After the Court handed down its opinion in Sullivan, media coverage of the civil rights movement was indeed “robust and wide-open.” Reporting on protests in Selma, Alabama the following year helped to facilitate the national consensus on civil rights that led to the passage of the Voting Rights Act of 1965. Scholars agree that the success of the civil rights movement can be attributed in large part to direct action protests and media coverage of those protests. Sullivan was one of the most important Supreme Court decisions facilitating the advance of the civil rights movement.

More broadly, Sullivan facilitated a sea change in journalism, permitting the press to fulfill its constitutional function of reporting on public affairs without fear of devastating libel judgments. Prior to the 1960s, the press had relied on the assertions of the government on critical issues such as national security.
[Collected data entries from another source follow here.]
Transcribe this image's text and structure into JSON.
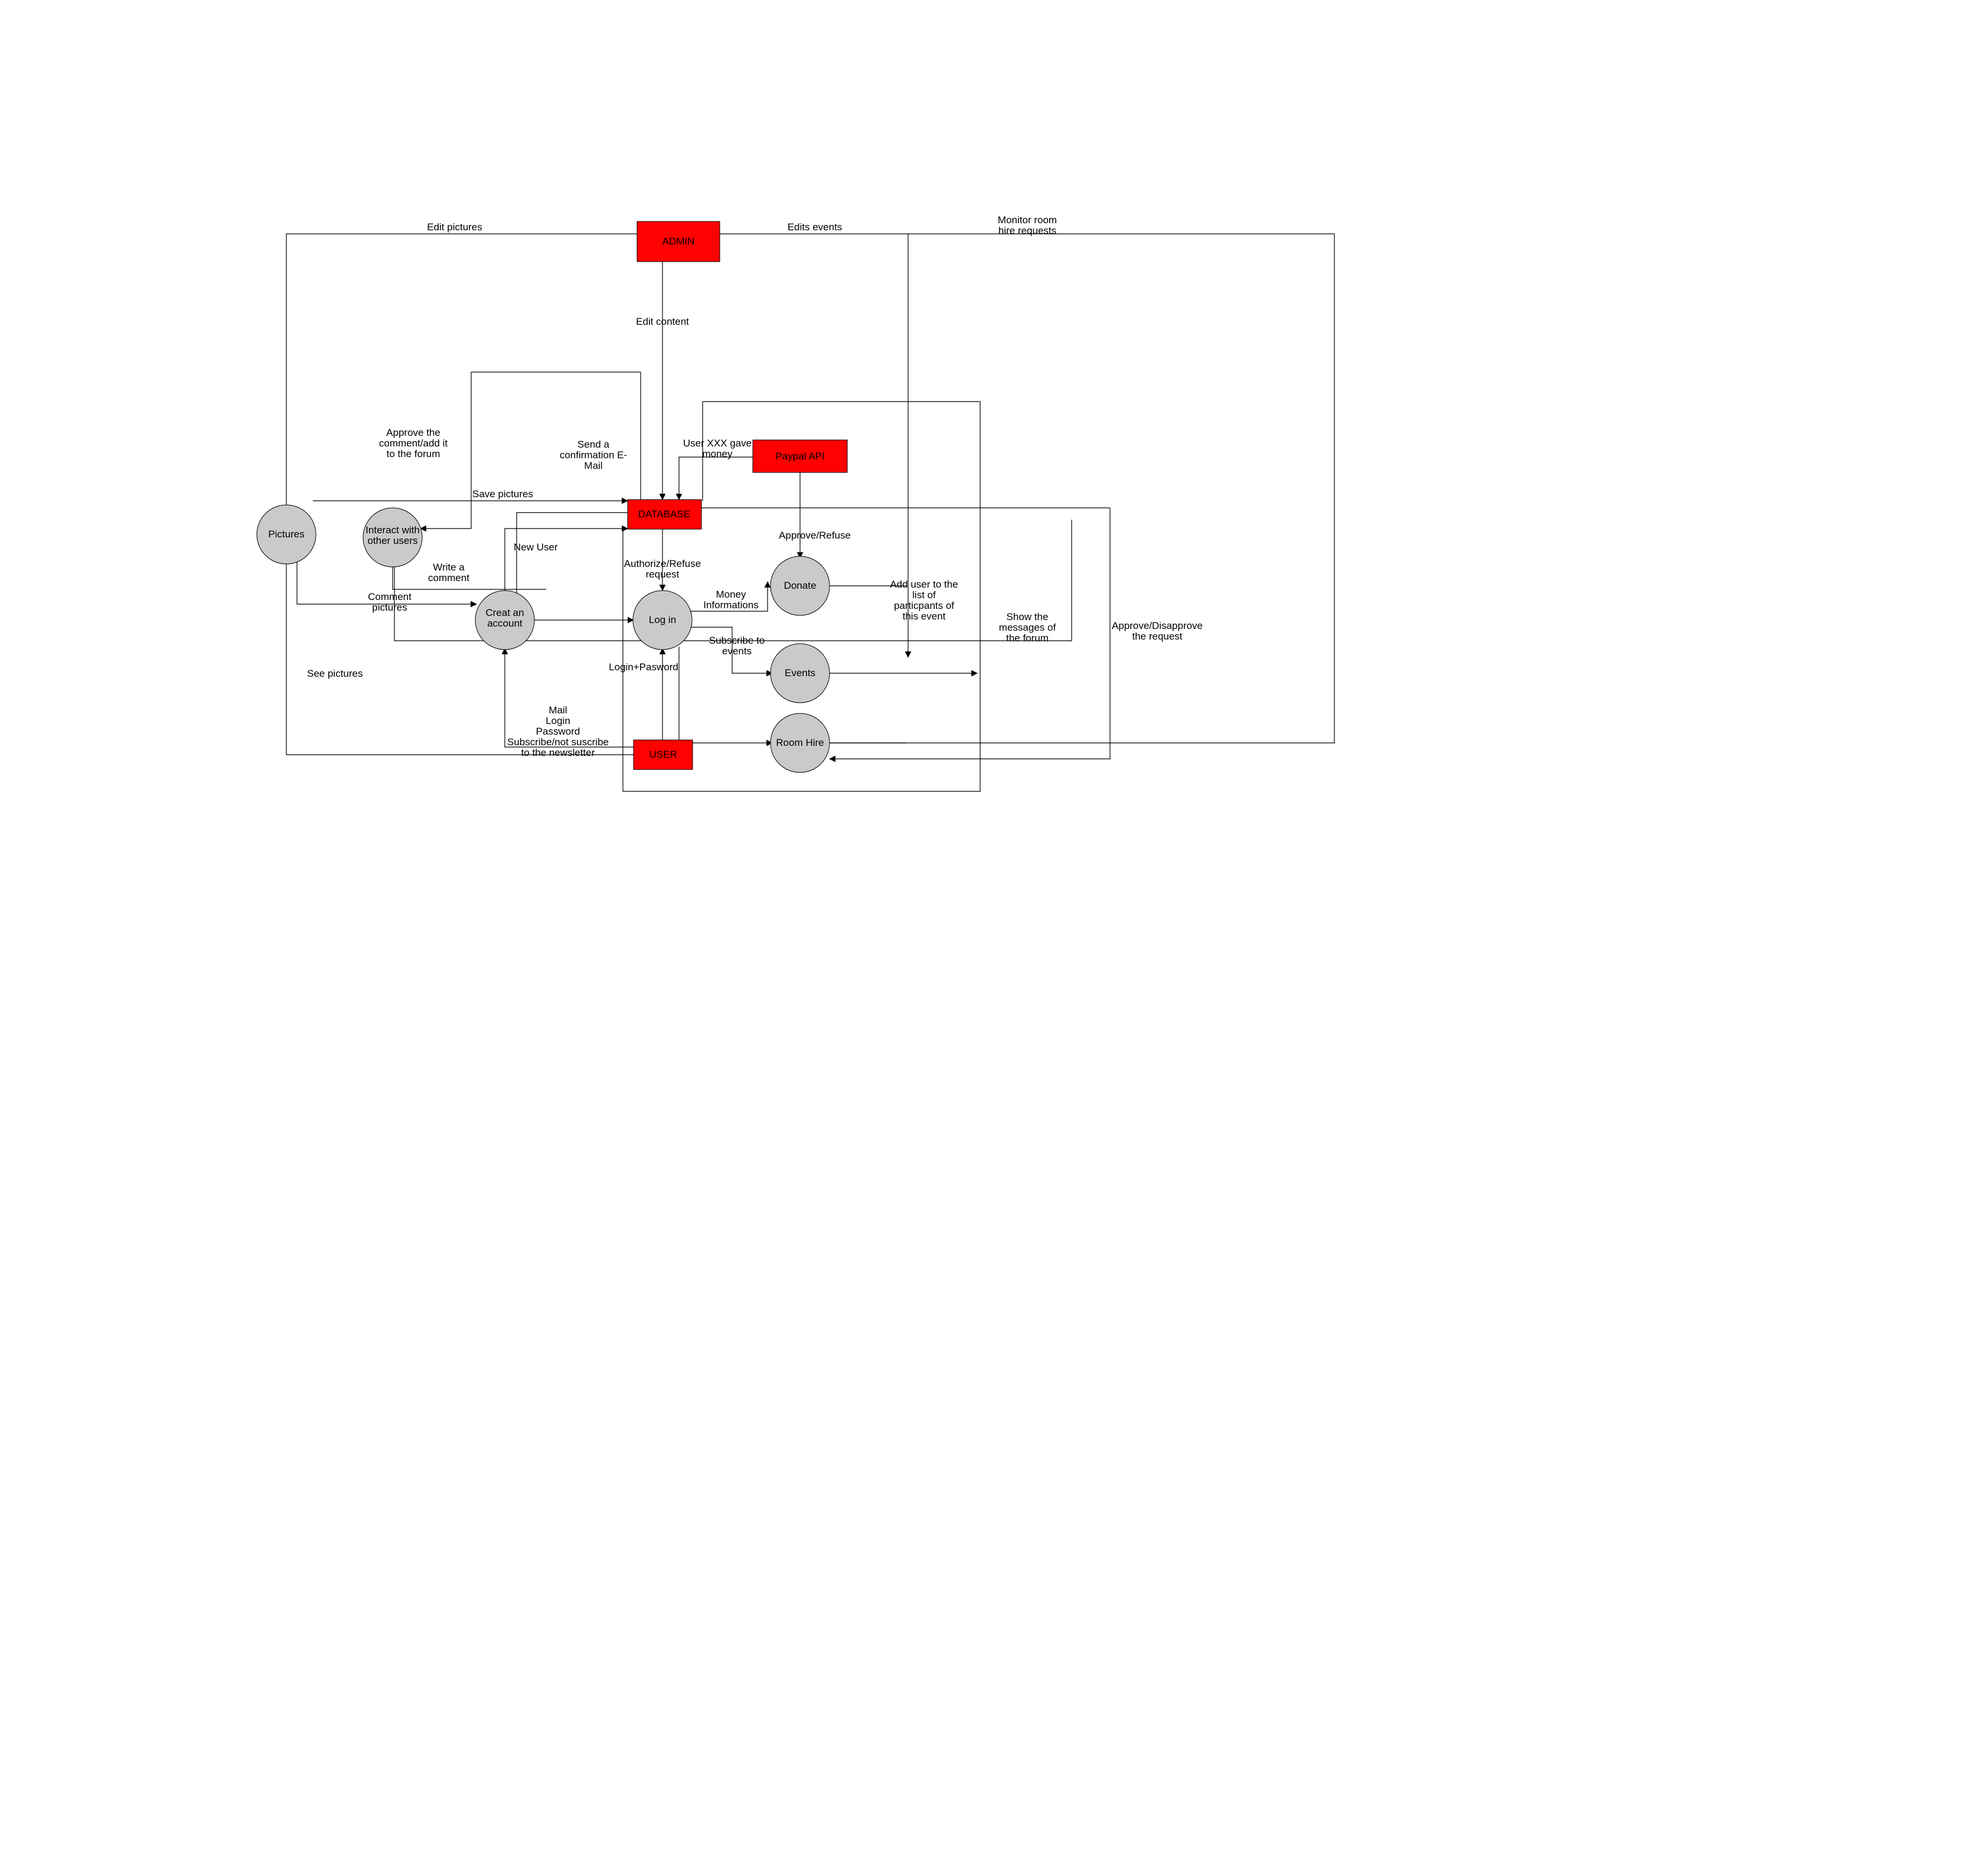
{
  "nodes": {
    "admin": {
      "label": "ADMIN"
    },
    "paypal": {
      "label": "Paypal API"
    },
    "database": {
      "label": "DATABASE"
    },
    "user": {
      "label": "USER"
    },
    "pictures": {
      "label": "Pictures"
    },
    "interact": {
      "label_lines": [
        "Interact with",
        "other users"
      ]
    },
    "create": {
      "label_lines": [
        "Creat an",
        "account"
      ]
    },
    "login": {
      "label": "Log in"
    },
    "donate": {
      "label": "Donate"
    },
    "events": {
      "label": "Events"
    },
    "roomhire": {
      "label": "Room Hire"
    }
  },
  "edges": {
    "edit_pictures": {
      "label": "Edit pictures"
    },
    "edits_events": {
      "label": "Edits events"
    },
    "monitor_room": {
      "label_lines": [
        "Monitor room",
        "hire requests"
      ]
    },
    "edit_content": {
      "label": "Edit content"
    },
    "approve_comment": {
      "label_lines": [
        "Approve the",
        "comment/add it",
        "to the forum"
      ]
    },
    "user_gave": {
      "label_lines": [
        "User XXX gave",
        "money"
      ]
    },
    "send_confirm": {
      "label_lines": [
        "Send a",
        "confirmation E-",
        "Mail"
      ]
    },
    "save_pictures": {
      "label": "Save pictures"
    },
    "write_comment": {
      "label_lines": [
        "Write a",
        "comment"
      ]
    },
    "new_user": {
      "label": "New User"
    },
    "approve_refuse_money": {
      "label": "Approve/Refuse"
    },
    "authorize_refuse": {
      "label_lines": [
        "Authorize/Refuse",
        "request"
      ]
    },
    "money_info": {
      "label_lines": [
        "Money",
        "Informations"
      ]
    },
    "add_user_event": {
      "label_lines": [
        "Add user to the",
        "list of",
        "particpants of",
        "this event"
      ]
    },
    "comment_pictures": {
      "label_lines": [
        "Comment",
        "pictures"
      ]
    },
    "subscribe_events": {
      "label_lines": [
        "Subscribe to",
        "events"
      ]
    },
    "show_messages": {
      "label_lines": [
        "Show the",
        "messages of",
        "the forum"
      ]
    },
    "approve_request": {
      "label_lines": [
        "Approve/Disapprove",
        "the request"
      ]
    },
    "login_password": {
      "label": "Login+Pasword"
    },
    "see_pictures": {
      "label": "See pictures"
    },
    "user_details": {
      "label_lines": [
        "Mail",
        "Login",
        "Password",
        "Subscribe/not suscribe",
        "to the newsletter"
      ]
    }
  }
}
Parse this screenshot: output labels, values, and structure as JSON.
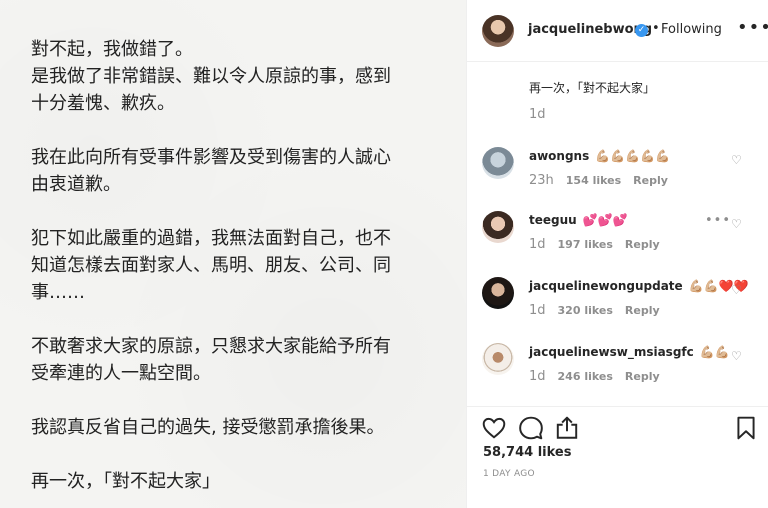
{
  "post_text": {
    "paragraphs": [
      [
        "對不起，我做錯了。",
        "是我做了非常錯誤、難以令人原諒的事，感到",
        "十分羞愧、歉疚。"
      ],
      [
        "我在此向所有受事件影響及受到傷害的人誠心",
        "由衷道歉。"
      ],
      [
        "犯下如此嚴重的過錯，我無法面對自己，也不",
        "知道怎樣去面對家人、馬明、朋友、公司、同",
        "事……"
      ],
      [
        "不敢奢求大家的原諒，只懇求大家能給予所有",
        "受牽連的人一點空間。"
      ],
      [
        "我認真反省自己的過失, 接受懲罰承擔後果。"
      ],
      [
        "再一次，「對不起大家」"
      ]
    ]
  },
  "header": {
    "username": "jacquelinebwong",
    "verified_glyph": "✓",
    "separator": "•",
    "follow_status": "Following",
    "more_glyph": "•••"
  },
  "caption": {
    "text": "再一次，「對不起大家」",
    "time": "1d"
  },
  "comments": [
    {
      "username": "awongns",
      "emoji": "💪🏼💪🏼💪🏼💪🏼💪🏼",
      "time": "23h",
      "likes": "154 likes",
      "reply": "Reply",
      "show_more": false
    },
    {
      "username": "teeguu",
      "emoji": "💕💕💕",
      "time": "1d",
      "likes": "197 likes",
      "reply": "Reply",
      "show_more": true
    },
    {
      "username": "jacquelinewongupdate",
      "emoji": "💪🏼💪🏼❤️❤️",
      "time": "1d",
      "likes": "320 likes",
      "reply": "Reply",
      "show_more": false
    },
    {
      "username": "jacquelinewsw_msiasgfc",
      "emoji": "💪🏼💪🏼",
      "time": "1d",
      "likes": "246 likes",
      "reply": "Reply",
      "show_more": false
    }
  ],
  "actions": {
    "likes": "58,744 likes",
    "date": "1 DAY AGO"
  },
  "icons": {
    "heart": "heart-icon",
    "comment": "comment-icon",
    "share": "share-icon",
    "bookmark": "bookmark-icon"
  },
  "colors": {
    "verified": "#3897f0",
    "muted": "#8e8e8e",
    "text": "#262626"
  }
}
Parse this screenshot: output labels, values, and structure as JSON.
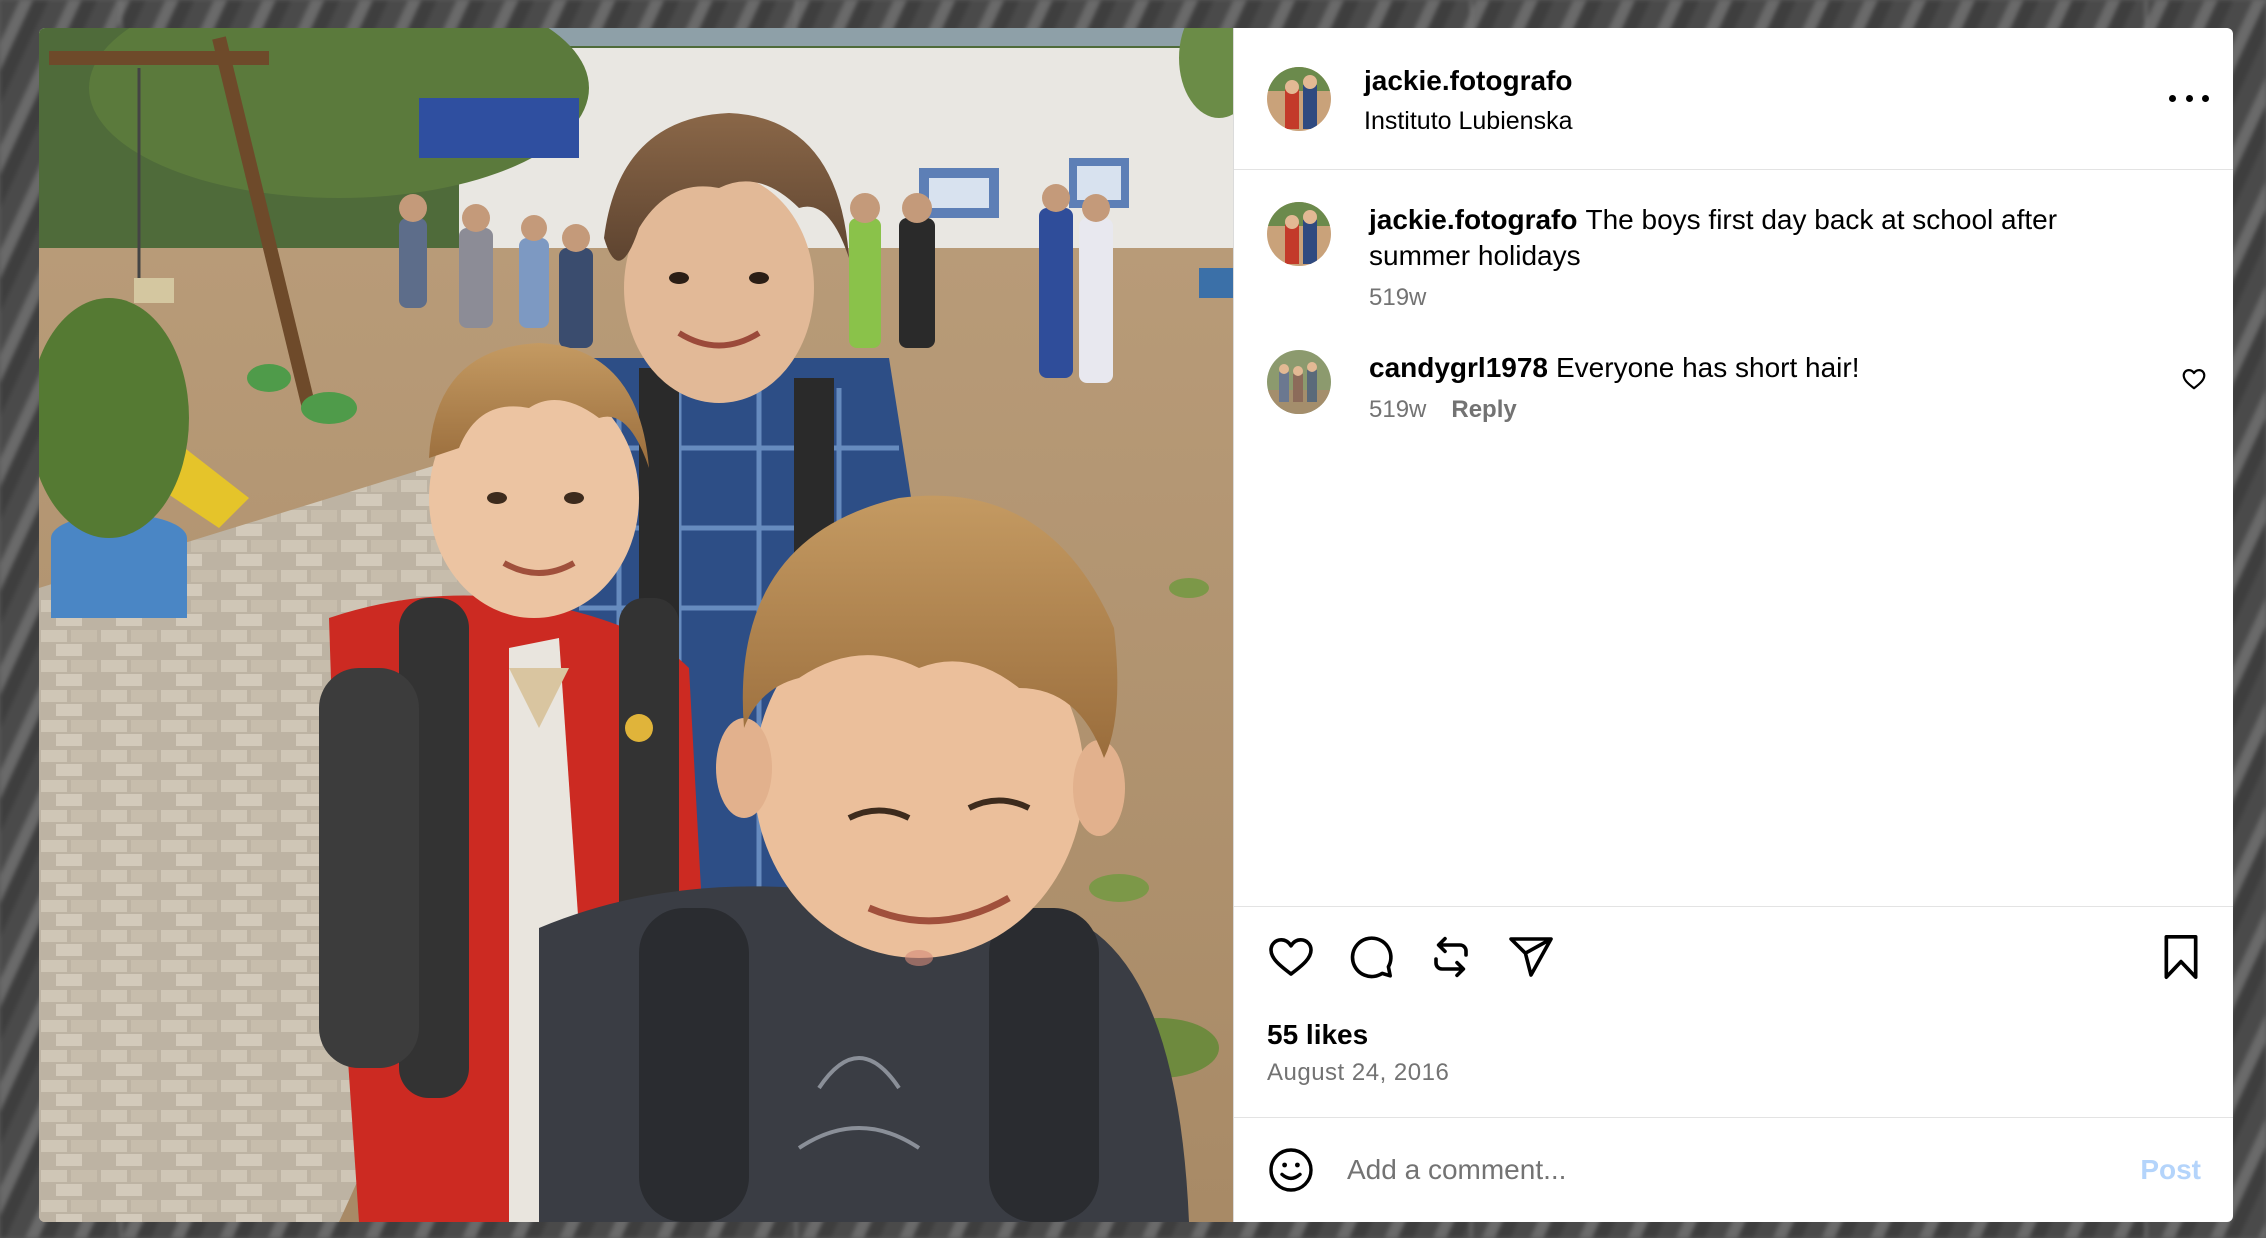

But with the Vietnam War, journalists began publishing unauthorized versions of the facts. Such reporting, and investigative journalism more generally, would not have been possible without Sullivan. The protections of Sullivan facilitated the rise of investigative reporting as a genre. “The allowance of room for honest mistakes of fact encouraged the press to challenge official truth on two subjects so hidden by government secrecy, Vietnam and Watergate, that no unauthorized story could ever have been ‘absolutely confirmable,’” in the words of journalist Anthony Lewis. It was Sullivan that permitted the free flow of information “through the press so that the public would be informed about the government and its actions.”

If today’s opponents of Sullivan and related cases succeed, it would become substantially riskier for speakers, including the press, to comment on public affairs. Without the protections of Sullivan, the press would be greatly limited in its ability to engage in its “watchdog” function, monitoring the conduct of public officials and holding them accountable to their constituents. A rollback of Sullivan, moreover, could herald a return to the “libel warfare” that existed before 1964. As the Sullivan story suggests, fewer protections for speakers in libel law would undermine the ability of the press and citizens to engage in the “uninhibited, robust, and wide-open” discourse that is central to public deliberation in a democratic society. The Supreme Court in 1964, and the American public more broadly, saw how libel law could be used to persecute critics of the status quo speaking out on behalf of social justice—persecution that could easily occur today in the absence of Sullivan’s protections. Sullivan changed the course of history, and in our contentious times, its protections matter more than ever.